The last full week of August will feature a significant reversion to the mean temperature-wise; indeed a reversal over the Mississippi Valley where temperatures are likely to be a little below normal. Otherwise near -average conditions will rule much of the lower 48; the warm hold-outs will include the great basin, AZ and west Texas. The pattern is supportive of tropical storms or hurricanes that approach the east coast and then re-curve safely to the east over the Atlantic.
This week will feature a series of upper troughs diving thru the upper Midwest then lifting back into eastern Canada. Seasonally cool conditions will predominate from the eastern Northern plains thru the upper Midwest and into the Great Lakes states. Warmer than average at first from NYC south along the eastern Seaboard, thru the Gulf Coast states and TX, and into the Desert SW and Rocky Mountain Sates and most of the Pacific Coast as a big ridge centered over AZ controls the weather. The NYC area will cool off a few degrees to near or slightly below normal after mid-week, although the rest of the eastern Seaboard will remain warm from Philly and south for the entire week. Showery and thundershowery over much of the east and the northern plains this week.

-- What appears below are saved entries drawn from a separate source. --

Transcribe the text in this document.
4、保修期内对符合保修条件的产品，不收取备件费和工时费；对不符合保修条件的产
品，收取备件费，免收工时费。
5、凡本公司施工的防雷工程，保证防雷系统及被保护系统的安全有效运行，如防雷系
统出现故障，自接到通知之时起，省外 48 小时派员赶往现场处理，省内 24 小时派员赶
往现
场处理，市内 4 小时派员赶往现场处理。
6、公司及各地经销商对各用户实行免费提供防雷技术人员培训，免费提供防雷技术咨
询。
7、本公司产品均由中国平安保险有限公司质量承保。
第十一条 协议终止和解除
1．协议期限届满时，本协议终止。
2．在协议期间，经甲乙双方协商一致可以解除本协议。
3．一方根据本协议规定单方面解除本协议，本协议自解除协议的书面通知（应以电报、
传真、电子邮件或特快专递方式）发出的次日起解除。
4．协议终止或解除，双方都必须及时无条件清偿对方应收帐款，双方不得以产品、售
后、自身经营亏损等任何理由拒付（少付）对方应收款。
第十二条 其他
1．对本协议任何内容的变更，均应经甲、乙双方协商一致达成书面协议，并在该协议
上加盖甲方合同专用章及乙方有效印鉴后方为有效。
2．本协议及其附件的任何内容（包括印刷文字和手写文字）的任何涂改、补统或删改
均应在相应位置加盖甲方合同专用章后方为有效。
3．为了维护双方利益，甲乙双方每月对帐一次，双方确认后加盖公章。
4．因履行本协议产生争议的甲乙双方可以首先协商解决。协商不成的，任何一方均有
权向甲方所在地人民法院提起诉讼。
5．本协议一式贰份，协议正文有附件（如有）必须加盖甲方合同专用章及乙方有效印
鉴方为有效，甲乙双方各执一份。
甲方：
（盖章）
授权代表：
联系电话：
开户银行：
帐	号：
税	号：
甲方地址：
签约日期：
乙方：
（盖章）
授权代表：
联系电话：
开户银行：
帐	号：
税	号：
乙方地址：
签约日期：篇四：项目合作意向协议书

One model shows a weakening TS Hector moving up the Baja and into extreme SW California by the end of the week. This is a solution not too well supported by the other models ( they move it further NW where it dies over cooler waters) but remains a rare possibility. There is a tropical wave in the Caribbean this morning just E of the Windward Islands but its chances of development are low.
NG injections reported this Thursday, the 16th, should again be below the 5 year average however the following week's report on the 23rd may be closer to the 5 year numbers.